A testcase of HTM with reinforcement learning

NuPIC implemented a model that mimic the core behaviour brain respond to universal inputs.

presume that all things well done, then we got a system which could respond to sensor input, yet passive, for the system lack it’s own motive.

pains and desires are the compelling force which droves livings to act.

so i build a testcase called snake game which introduced pain & desire in the system, hope it could help the snake adjust its act to get desire fulfilled and least pain.

in the game, the snake move around in an square splited into grids , within which food emerges randomly.if the snake catch the food, it’s desire score goes high, and if hit the wall, it feel pain. the vision, pain, desire, and direction control could be easily encoded into SDRs.

under this prediction, the system should evolve the snake to a food hunter, which expound a complete machine intelligence who would adapt to environment and avoid danger and pursue it’s own desire.

i’ve been work around with NuPIC for several days, still couldn’t figure out how to endow the snake to act based on the vision pain and desire it sensed, any suggestions?

Bellows are python scripts to illustrate the idea.

https://pypi.python.org/pypi/snake_nupic

3 Likes

The problem that you’re describing is a sensorimotor and goal-oriented behavior problem.

Sensorimotor means that the snake must model changes that it observes that are caused by its own actions, as opposed to external changes that it passively observes.

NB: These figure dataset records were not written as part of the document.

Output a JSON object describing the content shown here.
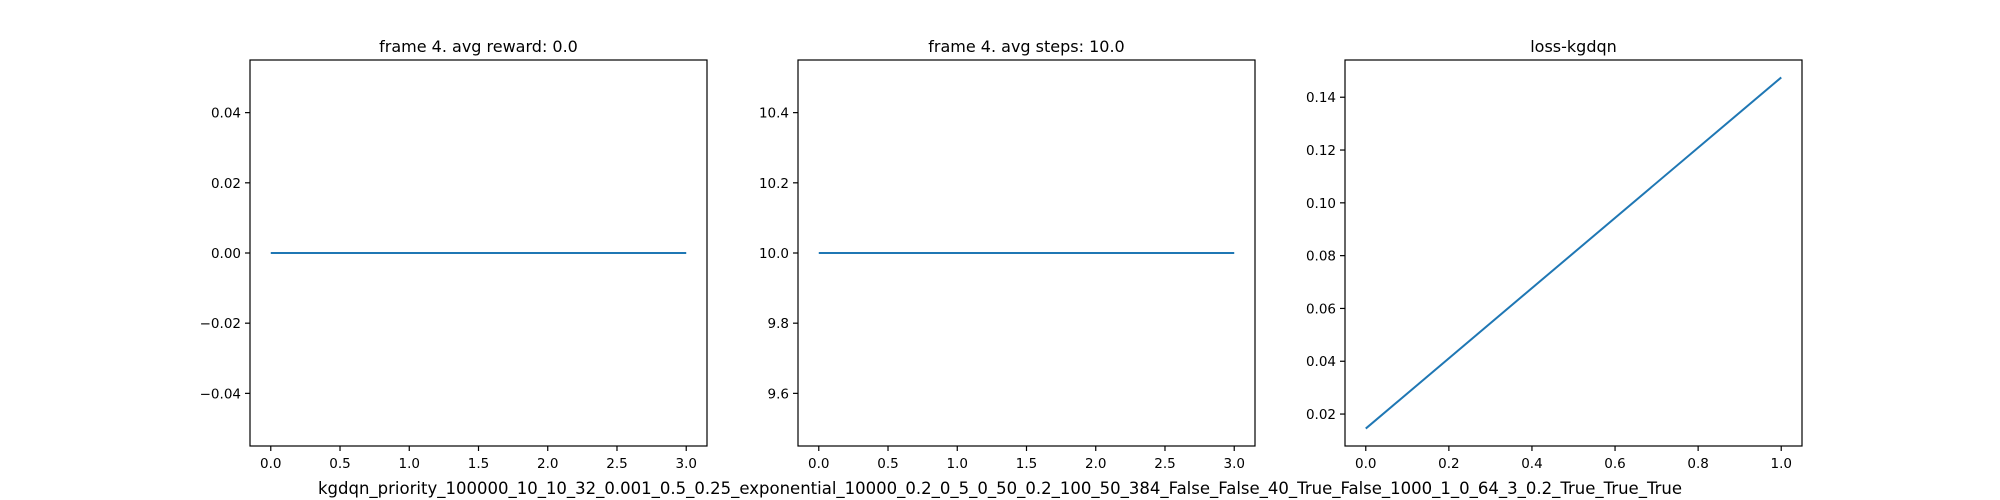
{
  "figure_label": "kgdqn_priority_100000_10_10_32_0.001_0.5_0.25_exponential_10000_0.2_0_5_0_50_0.2_100_50_384_False_False_40_True_False_1000_1_0_64_3_0.2_True_True_True",
  "colors": {
    "line": "#1f77b4",
    "axes": "#000000",
    "background": "#ffffff"
  },
  "chart_data": [
    {
      "type": "line",
      "title": "frame 4. avg reward: 0.0",
      "xlabel": "",
      "ylabel": "",
      "series": [
        {
          "x": [
            0,
            1,
            2,
            3
          ],
          "y": [
            0.0,
            0.0,
            0.0,
            0.0
          ]
        }
      ],
      "xlim": [
        -0.15,
        3.15
      ],
      "ylim": [
        -0.055,
        0.055
      ],
      "xticks": [
        0.0,
        0.5,
        1.0,
        1.5,
        2.0,
        2.5,
        3.0
      ],
      "xtick_labels": [
        "0.0",
        "0.5",
        "1.0",
        "1.5",
        "2.0",
        "2.5",
        "3.0"
      ],
      "yticks": [
        -0.04,
        -0.02,
        0.0,
        0.02,
        0.04
      ],
      "ytick_labels": [
        "−0.04",
        "−0.02",
        "0.00",
        "0.02",
        "0.04"
      ],
      "grid": false
    },
    {
      "type": "line",
      "title": "frame 4. avg steps: 10.0",
      "xlabel": "",
      "ylabel": "",
      "series": [
        {
          "x": [
            0,
            1,
            2,
            3
          ],
          "y": [
            10.0,
            10.0,
            10.0,
            10.0
          ]
        }
      ],
      "xlim": [
        -0.15,
        3.15
      ],
      "ylim": [
        9.45,
        10.55
      ],
      "xticks": [
        0.0,
        0.5,
        1.0,
        1.5,
        2.0,
        2.5,
        3.0
      ],
      "xtick_labels": [
        "0.0",
        "0.5",
        "1.0",
        "1.5",
        "2.0",
        "2.5",
        "3.0"
      ],
      "yticks": [
        9.6,
        9.8,
        10.0,
        10.2,
        10.4
      ],
      "ytick_labels": [
        "9.6",
        "9.8",
        "10.0",
        "10.2",
        "10.4"
      ],
      "grid": false
    },
    {
      "type": "line",
      "title": "loss-kgdqn",
      "xlabel": "",
      "ylabel": "",
      "series": [
        {
          "x": [
            0,
            1
          ],
          "y": [
            0.0145,
            0.1475
          ]
        }
      ],
      "xlim": [
        -0.05,
        1.05
      ],
      "ylim": [
        0.0079,
        0.1541
      ],
      "xticks": [
        0.0,
        0.2,
        0.4,
        0.6,
        0.8,
        1.0
      ],
      "xtick_labels": [
        "0.0",
        "0.2",
        "0.4",
        "0.6",
        "0.8",
        "1.0"
      ],
      "yticks": [
        0.02,
        0.04,
        0.06,
        0.08,
        0.1,
        0.12,
        0.14
      ],
      "ytick_labels": [
        "0.02",
        "0.04",
        "0.06",
        "0.08",
        "0.10",
        "0.12",
        "0.14"
      ],
      "grid": false
    }
  ]
}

Goal-oriented behavior means the snake must additionally drive motor commands in pursuit of some goals. In your case, there are positive and negative signals and the snake must learn to drive sequences of motor commands to get to the positive rewards.

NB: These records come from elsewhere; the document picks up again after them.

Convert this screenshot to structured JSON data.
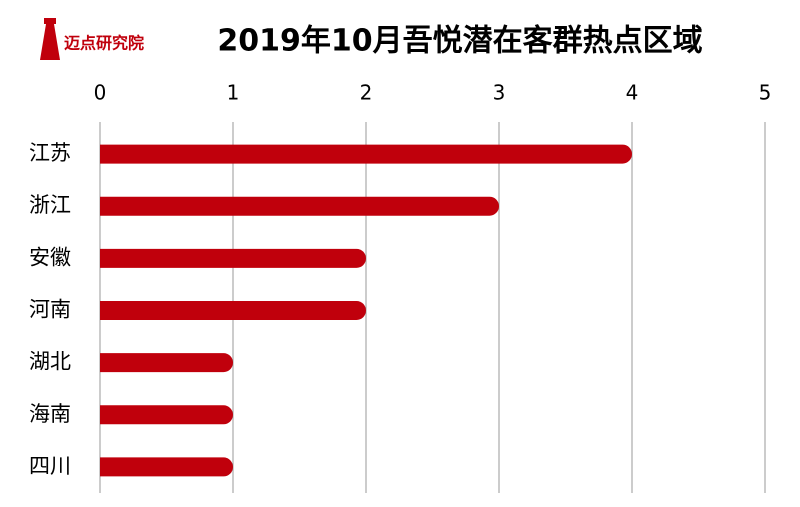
{
  "logo": {
    "text": "迈点研究院"
  },
  "chart_data": {
    "type": "bar",
    "orientation": "horizontal",
    "title": "2019年10月吾悦潜在客群热点区域",
    "categories": [
      "江苏",
      "浙江",
      "安徽",
      "河南",
      "湖北",
      "海南",
      "四川"
    ],
    "values": [
      4,
      3,
      2,
      2,
      1,
      1,
      1
    ],
    "color": "#c0000c",
    "xlim": [
      0,
      5
    ],
    "xticks": [
      0,
      1,
      2,
      3,
      4,
      5
    ],
    "grid": true
  }
}
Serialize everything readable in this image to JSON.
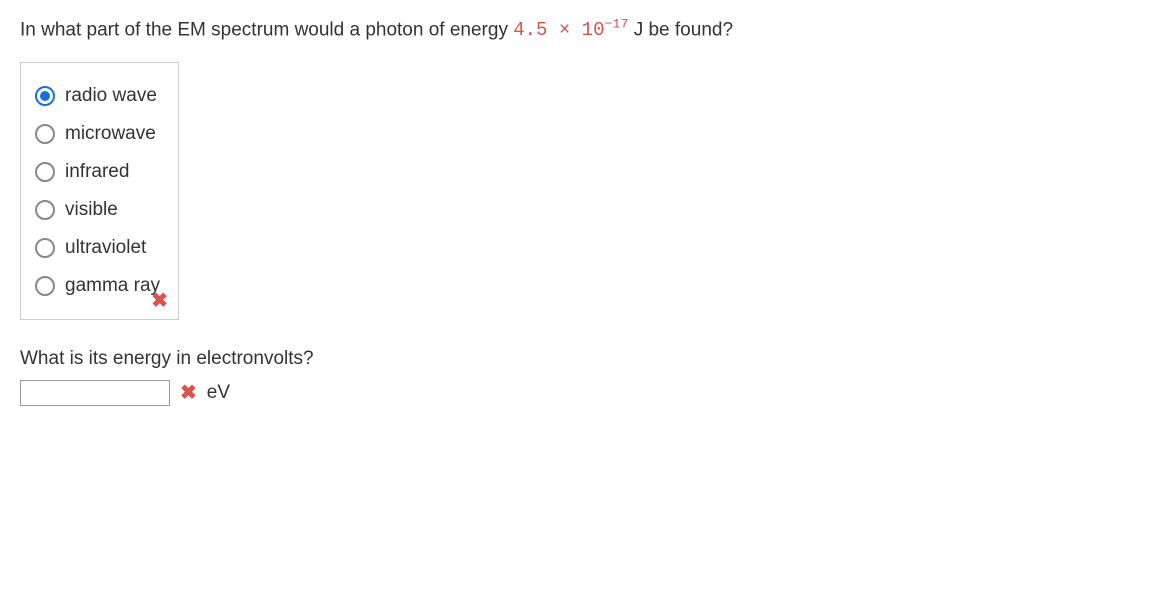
{
  "question": {
    "prefix": "In what part of the EM spectrum would a photon of energy ",
    "coeff": "4.5",
    "times": " × ",
    "base": "10",
    "exponent": "−17",
    "suffix": " J be found?"
  },
  "options": [
    {
      "label": "radio wave",
      "selected": true
    },
    {
      "label": "microwave",
      "selected": false
    },
    {
      "label": "infrared",
      "selected": false
    },
    {
      "label": "visible",
      "selected": false
    },
    {
      "label": "ultraviolet",
      "selected": false
    },
    {
      "label": "gamma ray",
      "selected": false
    }
  ],
  "options_incorrect_mark": "✖",
  "followup_question": "What is its energy in electronvolts?",
  "answer_value": "",
  "answer_incorrect_mark": "✖",
  "unit_label": "eV"
}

NuPIC does not currently have models for sensorimotor or goal-oriented behavior. Numenta and others are actively working on advancing HTM theory and extending our understanding to include these components of cortical function.

If you don’t want to wait do theory advanced that could take years, there are some ways to set up models to solve the snake problem. You can try using the experimental sensorimotor model in nupic.research:
https://github.com/numenta/nupic.research/blob/master/htmresearch/algorithms/TM_SM.py

We can’t provide support for that code and we will be changing it substantially in the future but you can try it out. You can search that repository for example code that uses it. The idea would be to learn a sensorimotor representation of your grid world and then when you want to drive behavior you can simulate different motor sequences and look at the predictions.

4 Likes

Sounds like a worthy experiment.

Here are some other test problems for reinforcement learning: https://gym.openai.com/

btw, I changed the topic title from “A testcase of HTM theory”.

5 Likes

A lot of the results in deep learning neural networks are the result of empiricism. When you read the papers by top researchers the mathematics often has little or nothing to do with the systems they have built up by trial and error (and guessing). There are 2 strands there that actually don’t meet. A more focused and sensible form of empiricism is called engineering. That is the middle way. Also since engineering components are well understood anything you build with them you can explain and rationally defend.